Waxing nostalgic at Hamilton School


Attired as an early American Colonial, Jayden Crespo stood at the ready with his dueling pistol cocked.

Instead of firing, though, the youngster animatedly told a visitor he was proud to pictorially represent Aaron Burr, a Newark native and the third vice president of the U.S.

onsuming the No. 2 post is a good thing, said Jayden, because, as he put it, “I take care of my president – Thomas Jefferson.”

Jayden was among 157 fourth-graders at the Hamilton (named for Alexander Hamilton, the man killed by Burr) Elementary School who studied and portrayed famous New Jersey historical figures.

And, during a recent three-day period, they took turns showcasing their celebrity choices for the benefit of parents and loved ones as part of Live Wax Museum.

Principal Kevin Stahl and Maureen Kroog, district director of curriculum and instruction, said the public unveiling represented the culmination of a fourth-grade social studies project blending in language arts and public speaking.

It also, Kroog added, reflected a collaborative effort among the participants. “I understand they performed for each other as practice for the public event,” she said.

To prep the kids for their upcoming assignment, the school sponsored a field trip to Madame Tussauds Wax Museum in Manhattan in December.

Then, after winter holiday break, the school’s 10 grade 4 teachers drafted a list of Garden State notables, put their names on index cards which they placed in a hat for students to randomly draw.

Whatever name they picked because their adopted historical figure.

Then, for the next two weeks, it was off to the races to come up with facts about their subject, using school media labs and chrome books containing appropriate search engines to gather facts and then, formulate a brief narrative summarizing the individual’s accomplishments.

Each student got a poster board and a large sheet of brown paper to which they fastened clippings and photographs about their historic figures.

And they prepared a short speech that they would commit to memory to recite – in a costume appropriate to their figures – to parents and visitors on the day when their class section was scheduled.

On those days, the school’s gymnatorium took on the look of a wax museum as students froze, in character, in individual niches in front of their “exhibits.”

Taped to the floor, in front of each “display,” was an imprint of the map of New Jersey. When a visitor stood on the map, the student would deliver his/her speech.

When so prompted, fourth-grader Ayanna Gillespie sounded the praises of Chatham native Alice Waters, a pioneer in the organic food movement, particularly in California.

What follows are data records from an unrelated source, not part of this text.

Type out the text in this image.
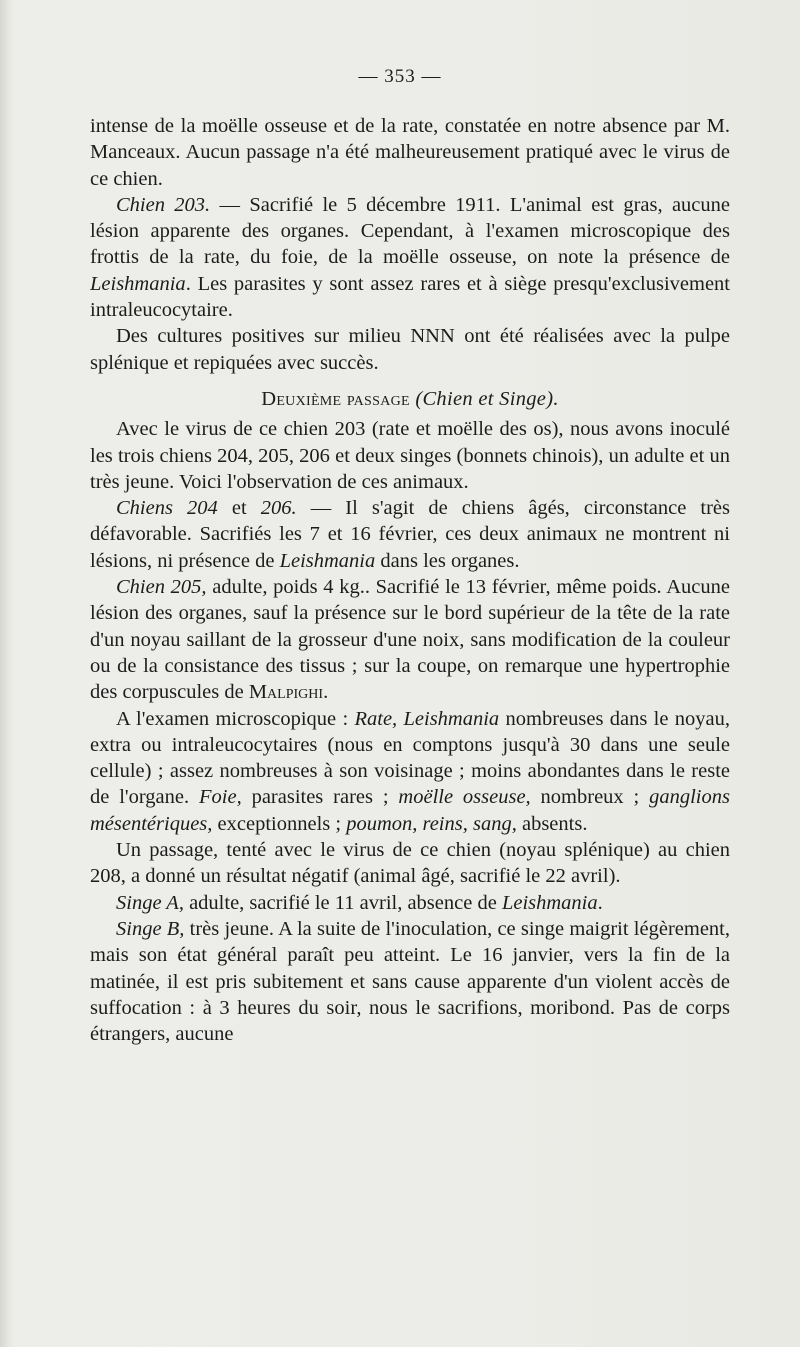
— 353 —

intense de la moëlle osseuse et de la rate, constatée en notre absence par M. Manceaux. Aucun passage n'a été malheureusement pratiqué avec le virus de ce chien.

Chien 203. — Sacrifié le 5 décembre 1911. L'animal est gras, aucune lésion apparente des organes. Cependant, à l'examen microscopique des frottis de la rate, du foie, de la moëlle osseuse, on note la présence de Leishmania. Les parasites y sont assez rares et à siège presqu'exclusivement intraleucocytaire.

Des cultures positives sur milieu NNN ont été réalisées avec la pulpe splénique et repiquées avec succès.

Deuxième passage (Chien et Singe).

Avec le virus de ce chien 203 (rate et moëlle des os), nous avons inoculé les trois chiens 204, 205, 206 et deux singes (bonnets chinois), un adulte et un très jeune. Voici l'observation de ces animaux.

Chiens 204 et 206. — Il s'agit de chiens âgés, circonstance très défavorable. Sacrifiés les 7 et 16 février, ces deux animaux ne montrent ni lésions, ni présence de Leishmania dans les organes.

Chien 205, adulte, poids 4 kg.. Sacrifié le 13 février, même poids. Aucune lésion des organes, sauf la présence sur le bord supérieur de la tête de la rate d'un noyau saillant de la grosseur d'une noix, sans modification de la couleur ou de la consistance des tissus ; sur la coupe, on remarque une hypertrophie des corpuscules de Malpighi.

A l'examen microscopique : Rate, Leishmania nombreuses dans le noyau, extra ou intraleucocytaires (nous en comptons jusqu'à 30 dans une seule cellule) ; assez nombreuses à son voisinage ; moins abondantes dans le reste de l'organe. Foie, parasites rares ; moëlle osseuse, nombreux ; ganglions mésentériques, exceptionnels ; poumon, reins, sang, absents.

Un passage, tenté avec le virus de ce chien (noyau splénique) au chien 208, a donné un résultat négatif (animal âgé, sacrifié le 22 avril).

Singe A, adulte, sacrifié le 11 avril, absence de Leishmania.

Singe B, très jeune. A la suite de l'inoculation, ce singe maigrit légèrement, mais son état général paraît peu atteint. Le 16 janvier, vers la fin de la matinée, il est pris subitement et sans cause apparente d'un violent accès de suffocation : à 3 heures du soir, nous le sacrifions, moribond. Pas de corps étrangers, aucune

“She tried to change the world by making healthy foods,” Ayanna said.

Asked if she practiced what her role model preached, Ayanna replied: “Sometimes.” When at one with her nutritional mentor, she said, “I eat carrots, the health kind of pasta, broccoli and lettuce.”

Like Gov. Christie, young Joel Rueda is an admitted follower of the Dallas Cowboys professional football team but that doesn’t prevent him from flipping over the antics of Paterson-born Victor Cruz.

“I watch a lot of football,” Joel said. “Cruz is my favorite player. He can catch with one hand and he’s a good runner.” And now, he added, “he’s a free agent.”

As research teammates, Joel recruited his two older brothers, Hector, a Giants rooter, and Daniel, who supports the Panthers. Apparently, it’s a friendly rivalry.

Suspense novelist Mary Higgins Clark, raised in Washington Township in Bergen County, has captured the heart and mind of Juliana Soeira as she carefully turned the pages of Clark’s “The Second Time Around.”

“I really like reading,” said Juliana. “[Clark’s] books are very unique. It’s her style. They want to make you keep reading.”

Each of the three-day visitations drew dozens of parents, including Vanessa Downes, whose son Jordan drew former Yankees shortstop Derek Jeter (born in Pequannock Township) as his model.

“It’s extraordinary what the children and their teachers have done here,” Downes said. “Such a wonderful job.”